Cat-friendly resources is the theme for International Cat Day 2022.
Common Cat Myths
Myth: Cats always land on their feet.
Fact: Although cats instinctively fall feet first, they can also get broken bones if they fall from high places. Protect pets from disastrous falls by cat-proofing your balconies and windows.
Myth: Cats should drink milk every day.
Fact: That's a big fat no! Cats like milk but don't need it if they're fed well. Drinking too much milk can also cause diarrhoea in cats (lactose intolerance). So give it rarely and in small amounts if you can.
Myth: Spayed or neutered cats gain weight automatically.
Fact: The same way people do, cats gain weight from eating too much or not exercising enough. When an animal is spayed or neutered, its metabolism slows, and its need for food decreases. The cat might gain weight if it keeps eating the same amount. Exercise and not overfeeding can help cats stay fit.
Myth: Cats cannot get rabies.
Fact: Almost any warm-blooded mammal, including cats, bats, skunks, and ferrets, can carry rabies. Cats should be vaccinated regularly, too.
Myth: Indoor cats cannot get diseases.
Fact: Cats still get sick from organisms carried through the air or brought in on shoes or clothing. Most cats venture outdoors at least once a day and can get diseases and worms from contact with other animals' faeces - so make sure to vaccinate your cats yearly.
Myth: Putting garlic on a pet's food will get rid of worms.
Fact: Garlic won't kill worms. Garlic is considered to be about five times as toxic as onions for cats and dogs. So it's best to get medication prescribed by a vet to treat worms.
Myth: Pregnant women should not own cats.
Fact: A toxoplasmosis disease can be transmitted to humans through cat litter boxes and cause serious problems for unborn babies. These problems can be controlled if the expectant mother avoids the litter box and has someone else clean it for her.
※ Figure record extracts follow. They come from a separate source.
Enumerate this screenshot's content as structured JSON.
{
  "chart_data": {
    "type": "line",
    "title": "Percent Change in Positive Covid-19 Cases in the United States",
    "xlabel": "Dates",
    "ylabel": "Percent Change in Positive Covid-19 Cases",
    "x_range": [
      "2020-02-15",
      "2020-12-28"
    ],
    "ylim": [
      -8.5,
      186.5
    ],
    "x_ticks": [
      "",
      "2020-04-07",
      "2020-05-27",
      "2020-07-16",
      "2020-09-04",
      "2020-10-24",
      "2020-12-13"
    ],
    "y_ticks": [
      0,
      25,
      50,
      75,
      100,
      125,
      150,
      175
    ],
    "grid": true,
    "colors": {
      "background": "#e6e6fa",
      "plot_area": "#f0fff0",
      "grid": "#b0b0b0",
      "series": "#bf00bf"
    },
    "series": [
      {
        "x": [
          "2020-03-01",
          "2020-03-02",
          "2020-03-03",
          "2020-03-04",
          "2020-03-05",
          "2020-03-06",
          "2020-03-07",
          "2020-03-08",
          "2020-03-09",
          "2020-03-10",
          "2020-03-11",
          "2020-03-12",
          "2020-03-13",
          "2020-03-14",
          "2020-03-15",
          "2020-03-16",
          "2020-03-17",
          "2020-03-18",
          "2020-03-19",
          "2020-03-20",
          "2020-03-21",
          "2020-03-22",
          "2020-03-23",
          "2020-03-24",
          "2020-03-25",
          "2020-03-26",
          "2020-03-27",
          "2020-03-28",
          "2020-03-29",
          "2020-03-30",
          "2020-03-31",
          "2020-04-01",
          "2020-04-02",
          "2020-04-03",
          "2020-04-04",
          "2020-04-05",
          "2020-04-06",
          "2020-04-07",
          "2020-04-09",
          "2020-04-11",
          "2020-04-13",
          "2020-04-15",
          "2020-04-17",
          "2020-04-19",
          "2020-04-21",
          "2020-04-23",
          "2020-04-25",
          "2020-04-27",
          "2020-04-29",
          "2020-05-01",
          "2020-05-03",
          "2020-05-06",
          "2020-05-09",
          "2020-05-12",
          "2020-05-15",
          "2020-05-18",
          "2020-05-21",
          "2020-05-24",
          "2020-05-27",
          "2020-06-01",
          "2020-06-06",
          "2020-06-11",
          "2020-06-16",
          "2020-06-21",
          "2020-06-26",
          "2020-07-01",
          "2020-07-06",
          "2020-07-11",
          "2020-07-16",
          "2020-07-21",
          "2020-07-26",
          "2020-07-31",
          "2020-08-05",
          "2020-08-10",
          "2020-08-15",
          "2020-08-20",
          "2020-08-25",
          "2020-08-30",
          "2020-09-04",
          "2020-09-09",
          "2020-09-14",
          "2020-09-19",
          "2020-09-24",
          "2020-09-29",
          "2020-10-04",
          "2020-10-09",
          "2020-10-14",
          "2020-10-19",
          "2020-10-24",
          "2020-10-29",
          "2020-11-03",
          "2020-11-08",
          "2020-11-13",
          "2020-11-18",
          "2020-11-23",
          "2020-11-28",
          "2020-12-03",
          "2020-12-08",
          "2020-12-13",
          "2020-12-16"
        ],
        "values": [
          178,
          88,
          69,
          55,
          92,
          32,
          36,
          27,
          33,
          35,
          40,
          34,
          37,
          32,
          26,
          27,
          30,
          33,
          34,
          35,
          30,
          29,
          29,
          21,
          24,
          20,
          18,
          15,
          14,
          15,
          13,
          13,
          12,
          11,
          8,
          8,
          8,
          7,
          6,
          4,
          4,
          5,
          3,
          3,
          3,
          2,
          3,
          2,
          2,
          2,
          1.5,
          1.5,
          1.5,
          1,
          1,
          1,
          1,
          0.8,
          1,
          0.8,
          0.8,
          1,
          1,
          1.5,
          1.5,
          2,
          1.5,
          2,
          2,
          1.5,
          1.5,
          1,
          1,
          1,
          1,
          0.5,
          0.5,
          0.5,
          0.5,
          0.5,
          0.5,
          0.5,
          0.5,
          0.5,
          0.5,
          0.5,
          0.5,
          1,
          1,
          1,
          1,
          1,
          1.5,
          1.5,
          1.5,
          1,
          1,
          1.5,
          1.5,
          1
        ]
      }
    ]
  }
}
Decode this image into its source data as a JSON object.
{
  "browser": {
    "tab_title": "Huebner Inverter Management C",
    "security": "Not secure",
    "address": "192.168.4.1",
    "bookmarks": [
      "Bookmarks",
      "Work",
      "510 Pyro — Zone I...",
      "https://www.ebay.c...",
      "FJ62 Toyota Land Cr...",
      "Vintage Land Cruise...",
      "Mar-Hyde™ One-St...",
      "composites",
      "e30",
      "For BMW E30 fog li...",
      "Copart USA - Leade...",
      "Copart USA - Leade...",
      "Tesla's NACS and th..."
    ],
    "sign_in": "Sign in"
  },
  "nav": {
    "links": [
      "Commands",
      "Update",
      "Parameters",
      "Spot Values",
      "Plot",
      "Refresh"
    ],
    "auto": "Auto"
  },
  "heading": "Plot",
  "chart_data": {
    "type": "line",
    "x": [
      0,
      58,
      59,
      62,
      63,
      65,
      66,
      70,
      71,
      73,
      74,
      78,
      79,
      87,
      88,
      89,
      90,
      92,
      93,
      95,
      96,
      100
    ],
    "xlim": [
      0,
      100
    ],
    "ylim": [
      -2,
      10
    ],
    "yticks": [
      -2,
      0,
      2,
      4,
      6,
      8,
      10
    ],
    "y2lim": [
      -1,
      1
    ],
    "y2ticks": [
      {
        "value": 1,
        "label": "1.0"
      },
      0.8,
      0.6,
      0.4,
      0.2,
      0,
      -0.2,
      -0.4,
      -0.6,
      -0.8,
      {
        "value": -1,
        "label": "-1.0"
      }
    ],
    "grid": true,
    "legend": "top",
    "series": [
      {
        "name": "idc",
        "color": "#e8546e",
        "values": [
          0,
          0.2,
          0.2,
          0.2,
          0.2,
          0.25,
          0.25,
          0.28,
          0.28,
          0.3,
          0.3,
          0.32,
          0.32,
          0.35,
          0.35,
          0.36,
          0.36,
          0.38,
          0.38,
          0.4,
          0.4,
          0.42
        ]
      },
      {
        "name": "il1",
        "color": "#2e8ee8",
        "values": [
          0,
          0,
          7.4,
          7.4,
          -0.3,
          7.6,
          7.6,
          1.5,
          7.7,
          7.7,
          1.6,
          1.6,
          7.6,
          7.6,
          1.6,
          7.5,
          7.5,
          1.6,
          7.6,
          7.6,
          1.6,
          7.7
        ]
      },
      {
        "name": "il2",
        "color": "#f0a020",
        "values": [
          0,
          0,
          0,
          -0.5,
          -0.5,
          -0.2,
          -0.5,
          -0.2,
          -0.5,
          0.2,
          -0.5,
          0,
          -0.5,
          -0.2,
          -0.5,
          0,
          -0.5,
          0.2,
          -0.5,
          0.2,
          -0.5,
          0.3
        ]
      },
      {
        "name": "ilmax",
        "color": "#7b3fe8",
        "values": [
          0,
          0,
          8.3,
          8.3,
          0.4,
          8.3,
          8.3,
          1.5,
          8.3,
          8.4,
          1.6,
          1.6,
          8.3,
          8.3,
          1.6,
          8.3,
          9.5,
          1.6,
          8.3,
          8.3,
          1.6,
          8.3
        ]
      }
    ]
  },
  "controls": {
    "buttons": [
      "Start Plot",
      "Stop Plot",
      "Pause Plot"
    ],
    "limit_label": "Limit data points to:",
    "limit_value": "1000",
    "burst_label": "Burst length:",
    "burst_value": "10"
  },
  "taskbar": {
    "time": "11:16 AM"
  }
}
Myth: Animals heal themselves by licking their wounds.
Fact: Not always and not when it comes to large wounds. It can slow down the healing process and damage the wound more.
On A Final Note...
Humans' expectations of animals affect their behaviour. We're pushing cats away from their natural behaviour by forcing them to behave more like dogs - showering us with attention.
So next time you come home to a cat quietly watching you from the couch, or lazily yawning as they pad into the hallway, don't be disappointed. Despite their quiet way of saying hi, they're glad to see you. Also - adopt don't shop!